Il summit prima del summit è stato ospitato dall’Italia insieme a Danimarca e Paesi Bassi, e ha visto la partecipazione di Austria, Belgio, Bulgaria, Cipro, Germania, Grecia, Polonia, Lettonia, Malta, Slovacchia, Repubblica Ceca, Svezia e Ungheria, a cui si è aggiunta anche la presidente della Commissione europea, Ursula von der Leyen. Il formato non è nuovo, né nella convocazione né nei partecipanti. E’ ormai una consuetudine approfittare del vertice del Consiglio europeo per fare il punto della situazione in materia di politiche di gestione dei fenomeni migratori, ma ciò che cambia è il contesto, e l’attenzione inevitabilmente si sposta.

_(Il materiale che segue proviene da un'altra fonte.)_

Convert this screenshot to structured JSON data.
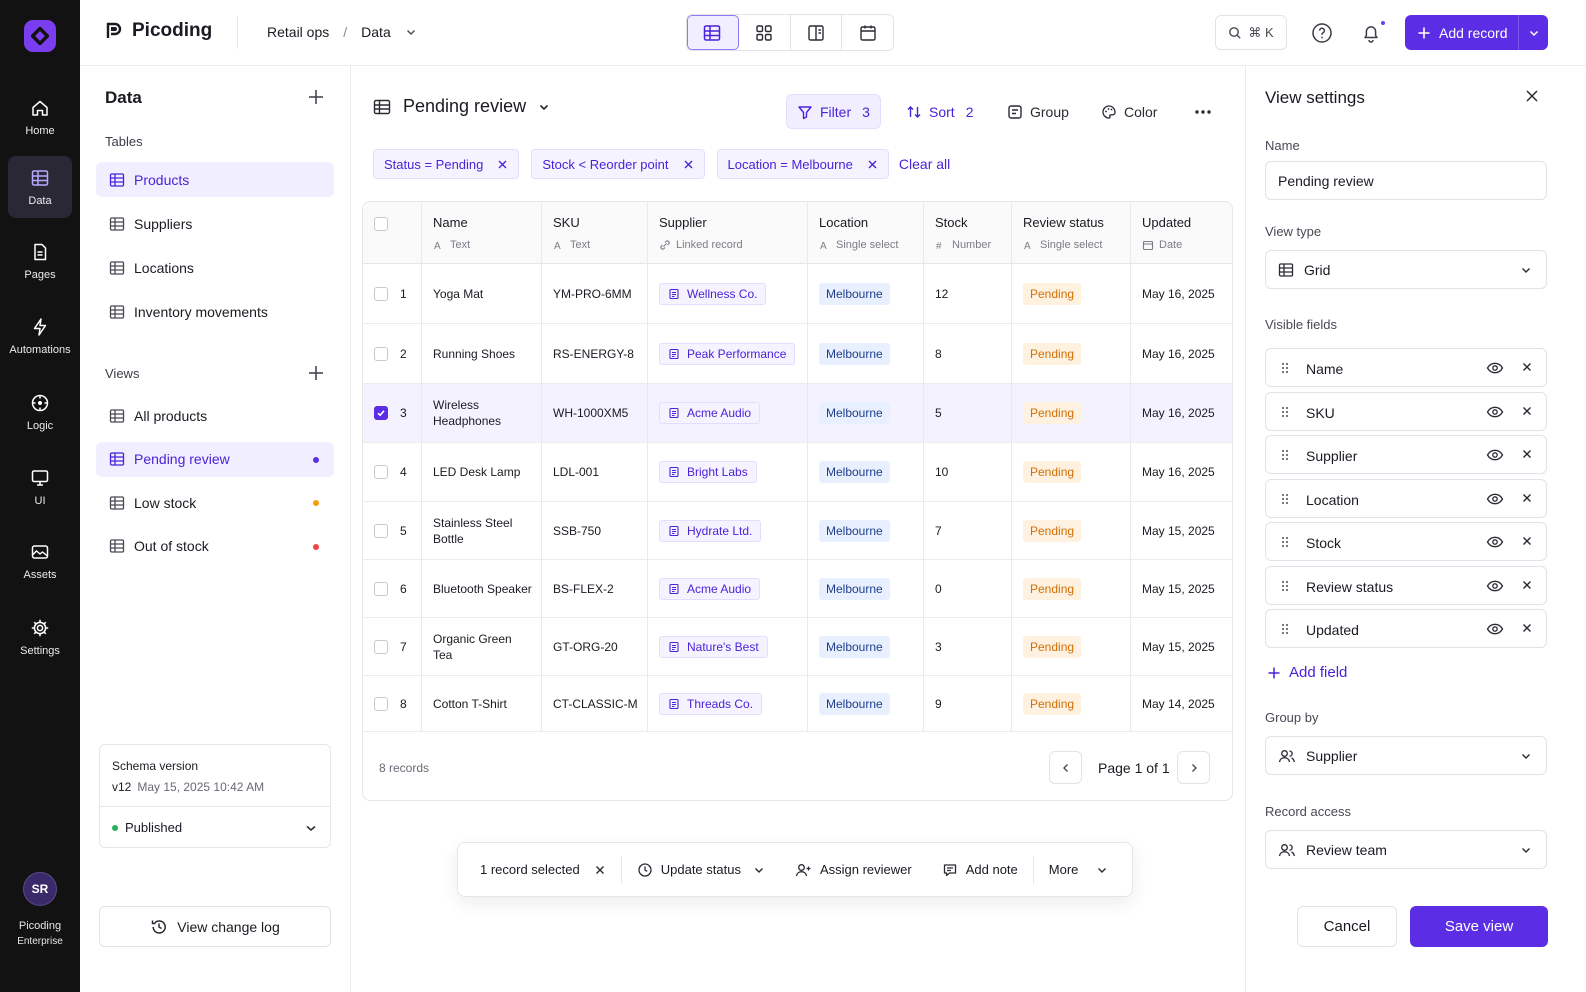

Meloni e i primi ministri Mette Frederiksen (Danimarca) e Rob Jettenper (Paesi Bassi) hanno voluto insistere sulla necessità di “rafforzare il sostegno europeo alle popolazioni colpite dal conflitto in Medio Oriente“, fanno sapere fonti UE. Questo si traduce in appoggio in varie forme – finanziario, logistico, infrastrutturale – ai Paesi al centro di attacchi e operazioni militari. Per questo come per una eventuale crisi migratoria la parola d’ordine è “coordinamento”. Un concetto su cui Meloni ha battuto il tasto, per evitare di muoversi in ordine sparso e garantire una risposta efficace alla situazione in atto.
La riunione a margine del Consiglio europeo di oggi (19 marzo) conferma dunque i timori per le ricadute non solo economiche di una guerra in cui, anche per questo motivo, i capi di Stato e di governo non vogliono entrare. La paura di ondate di nuovi richiedenti asilo serve a spiegare le ragioni per cui gli europei prediligono la via diplomatica.